Juliette Cubanski is associate director of the Program on Medicare Policy at the Kaiser Family Foundation, a nonprofit that focuses on national health issues.

“Manufacturers basically set prices where they want them to be without any real justification,” she said in a phone interview.

In December 2018, Aaron Kesselhelm, a Harvard Medical School professor, told The New York Times, “A key disadvantage of Medicare’s drug benefit is that it has no real system in place for holding down drug prices. Drug manufacturers with monopoly products can raise prices to whatever extent the market will bear.”

Unlike private insurers, Medicare “can’t walk away from the table” and refuse to cover a drug, he added.

Medicare’s prescription drug program is divided into two parts. Medicare Part D covers medications that people pick up at a pharmacy or have delivered to their door.
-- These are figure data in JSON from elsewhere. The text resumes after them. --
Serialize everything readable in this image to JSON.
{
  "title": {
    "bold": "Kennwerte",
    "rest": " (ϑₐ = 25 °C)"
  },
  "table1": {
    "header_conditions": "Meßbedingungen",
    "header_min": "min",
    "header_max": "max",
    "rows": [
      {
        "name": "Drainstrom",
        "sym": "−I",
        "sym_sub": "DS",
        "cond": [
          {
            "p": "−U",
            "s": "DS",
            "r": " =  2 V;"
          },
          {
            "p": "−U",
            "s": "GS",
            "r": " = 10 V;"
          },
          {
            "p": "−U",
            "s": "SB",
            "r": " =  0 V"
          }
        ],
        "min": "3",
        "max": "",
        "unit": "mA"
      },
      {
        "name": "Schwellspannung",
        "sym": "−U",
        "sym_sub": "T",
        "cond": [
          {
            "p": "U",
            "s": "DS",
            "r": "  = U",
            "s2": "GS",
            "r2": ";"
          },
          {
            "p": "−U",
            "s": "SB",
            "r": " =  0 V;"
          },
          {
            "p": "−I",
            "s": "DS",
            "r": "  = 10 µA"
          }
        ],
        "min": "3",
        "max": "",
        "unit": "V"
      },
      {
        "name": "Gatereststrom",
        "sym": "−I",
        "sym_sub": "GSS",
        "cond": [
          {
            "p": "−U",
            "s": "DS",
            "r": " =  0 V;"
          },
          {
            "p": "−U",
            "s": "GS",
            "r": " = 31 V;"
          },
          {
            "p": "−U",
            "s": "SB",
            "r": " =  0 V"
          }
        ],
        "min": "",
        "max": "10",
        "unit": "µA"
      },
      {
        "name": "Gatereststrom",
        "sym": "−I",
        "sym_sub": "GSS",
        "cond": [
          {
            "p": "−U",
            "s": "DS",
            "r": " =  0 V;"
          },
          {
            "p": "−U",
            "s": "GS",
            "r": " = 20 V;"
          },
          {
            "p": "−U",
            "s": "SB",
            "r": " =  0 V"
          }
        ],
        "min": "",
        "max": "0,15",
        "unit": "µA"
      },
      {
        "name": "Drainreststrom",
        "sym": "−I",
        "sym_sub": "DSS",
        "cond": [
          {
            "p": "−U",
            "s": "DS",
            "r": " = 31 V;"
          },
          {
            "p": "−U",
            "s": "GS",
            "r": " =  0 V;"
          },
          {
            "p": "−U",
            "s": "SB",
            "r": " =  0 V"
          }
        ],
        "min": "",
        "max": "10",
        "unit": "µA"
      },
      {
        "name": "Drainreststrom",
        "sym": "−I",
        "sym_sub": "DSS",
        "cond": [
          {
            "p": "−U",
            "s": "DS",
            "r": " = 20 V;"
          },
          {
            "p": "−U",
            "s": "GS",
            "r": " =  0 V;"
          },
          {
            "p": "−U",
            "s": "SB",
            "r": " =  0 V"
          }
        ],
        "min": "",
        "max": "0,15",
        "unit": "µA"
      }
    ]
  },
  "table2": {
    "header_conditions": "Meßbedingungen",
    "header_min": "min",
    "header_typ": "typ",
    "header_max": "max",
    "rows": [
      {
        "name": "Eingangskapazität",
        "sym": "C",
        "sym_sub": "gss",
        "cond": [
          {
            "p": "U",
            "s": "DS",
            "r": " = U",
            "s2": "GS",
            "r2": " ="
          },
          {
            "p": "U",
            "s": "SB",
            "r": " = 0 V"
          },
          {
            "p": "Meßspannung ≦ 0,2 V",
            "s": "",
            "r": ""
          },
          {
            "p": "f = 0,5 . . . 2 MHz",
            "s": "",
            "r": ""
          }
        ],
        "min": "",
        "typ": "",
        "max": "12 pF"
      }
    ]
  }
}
Medicare Part B tends to cover the most costly drugs, such as those used in treating cancer, that are administered in a doctor’s office or a hospital setting.

Under the bill that passed the House, the secretary of Health and Human Services could negotiate lower prices for 50 to 250 drugs a year.

But even if the bill advances, it’s unclear how many of those drugs would come from the Medicare Part B category. That worries people such as Art Pistey, of Canaan.

Pistey, a 66-year-old chiropractor, takes Ocrevus, a costly Medicare Part B drug, to combat multiple sclerosis.

Last year, Medicare paid $80,581 for one dose of Ocrevus that Pistey received during a daylong infusion at Alice Peck Day Memorial Hospital in Lebanon. He was still left with a bill of $35,750, but those out-of-pocket costs were covered by his private supplemental insurance policy.

Pistey wonders what might happen, however, if costly drugs such as Ocrevus are not part of the government’s price negotiations. Will the drug maker raise the price higher? If so, will his private supplemental insurance continue to pick up his out-of-pocket costs?

“We have to do something about the drug companies, but they’re so powerful,” Pistey said.

Drug manufacturers argue that price controls will lead to less research and development of new ground-breaking drugs that improve and save lives.

“It’s hard to know how much innovation we’ll lose, but nobody wants to put it to the test,” Cubanski said.